First of all, busy-waiting is a no-no, so we can't eliminate the condition variable from the thread pool. When a thread has to wait for some event to happen, it has to use a condition variable to put itself into the "blocked" state instead of busy-looping until the condition is met. That is in general true even if using busy loops makes your program faster, as your OS supports multiple processes and you don't want one process eat up all CPU resources.

This patch look fine though. But the description is a bit pointless. That is why you are getting so much questions about this patch. You generally don't want to copy-pasta code to describe what you are doing (which applies not only this patch but also your other patches). Instead, use prose to describe what you are trying to achieve with a patch. I'd update the patch description as follows:

Do not use a task group for a very small task

parallel_for_each_n splits a given task into small pieces of tasks and then
passes them to background threads managed by a thread pool to process them
in parallel. TaskGroup then waits for all tasks to be done, which is done by
TaskGroup's destructor.

In the previous code, all tasks were passed to background threads, and the
main thread just waited for them to finish their jobs. This patch changes
the logic so that the main thread processes a task just like other
worker threads instead of just waiting for workers.

This patch improves the performance of parallel_for_each_n for a task which
is too small that we do not split it into multiple tasks. Previously, such task
was submitted to another thread and the main thread waited for its completion.
That involves multiple inter-thread synchronization which is not cheap for
small tasks. Now, such task is processed by the main thread, so no inter-thread
communication is necessary.
In D36607#843789, @ruiu wrote:

George,

First of all, busy-waiting is a no-no, so we can't eliminate the condition variable from the thread pool. When a thread has to wait for some event to happen, it has to use a condition variable to put itself into the "blocked" state instead of busy-looping until the condition is met. That is in general true even if using busy loops makes your program faster, as your OS supports multiple processes and you don't want one process eat up all CPU resources.

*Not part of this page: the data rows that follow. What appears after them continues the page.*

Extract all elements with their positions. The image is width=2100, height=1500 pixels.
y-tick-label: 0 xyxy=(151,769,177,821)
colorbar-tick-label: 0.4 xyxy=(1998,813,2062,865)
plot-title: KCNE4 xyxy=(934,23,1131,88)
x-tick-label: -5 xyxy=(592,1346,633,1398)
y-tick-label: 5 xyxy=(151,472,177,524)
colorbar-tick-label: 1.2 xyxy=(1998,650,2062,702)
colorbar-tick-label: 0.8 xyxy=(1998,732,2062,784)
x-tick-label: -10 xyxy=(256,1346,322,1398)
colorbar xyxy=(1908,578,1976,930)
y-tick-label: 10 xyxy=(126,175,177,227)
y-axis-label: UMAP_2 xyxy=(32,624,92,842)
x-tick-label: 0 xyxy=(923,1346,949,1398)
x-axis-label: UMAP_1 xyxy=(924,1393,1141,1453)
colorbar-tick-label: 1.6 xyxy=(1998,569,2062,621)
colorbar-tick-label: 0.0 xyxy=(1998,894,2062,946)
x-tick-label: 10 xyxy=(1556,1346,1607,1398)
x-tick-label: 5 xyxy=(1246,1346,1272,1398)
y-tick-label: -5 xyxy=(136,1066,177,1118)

Sure, I would not suggest busy-waiting for generic thread pool use case like this. It was experiment.
Idea mentioned by Davide about "spinning for a certain number of cycles decreasing a variable each time (and going to sleep when the variable reaches zero)" can probably fit nice here though.
Since when we start doing parallel_for we assume each thread will have several tasks, it looks reasonable to check if there are any more before going to sleep after each one.

This patch look fine though. But the description is a bit pointless. That is why you are getting so much questions about this patch. You generally don't want to copy-pasta code to describe what you are doing (which applies not only this patch but also your other patches). Instead, use prose to describe what you are trying to achieve with a patch.

I'll try. Thank you.

grimar retitled this revision from [Support/Parallel] - Do not spawn thread for single/last task. to [Support/Parallel] - Do not use a task group for a very small task..Aug 17 2017, 12:51 AM
grimar edited the summary of this revision. (Show Details)
ruiu added a comment.Aug 17 2017, 8:50 AM

I *believe* busy-waiting for a very short period of time before putting itself into the blocked state is what the condition variable or the mutex implemented in the standard library already do. If you want to tune parameters for multi-thread programming primitives, you can try, but I personally wouldn't do that because I know it is hard to improve because it's already improved by experts in that field.

Parallel.h
165 ↗(On Diff #110683)

Do the same thing here.

grimar updated this revision to Diff 111640.Aug 18 2017, 2:21 AM
  • Addressed review comment.
ruiu accepted this revision.Aug 18 2017, 2:34 PM

LGTM

This revision is now accepted and ready to land.Aug 18 2017, 2:34 PM
This revision was automatically updated to reflect the committed changes.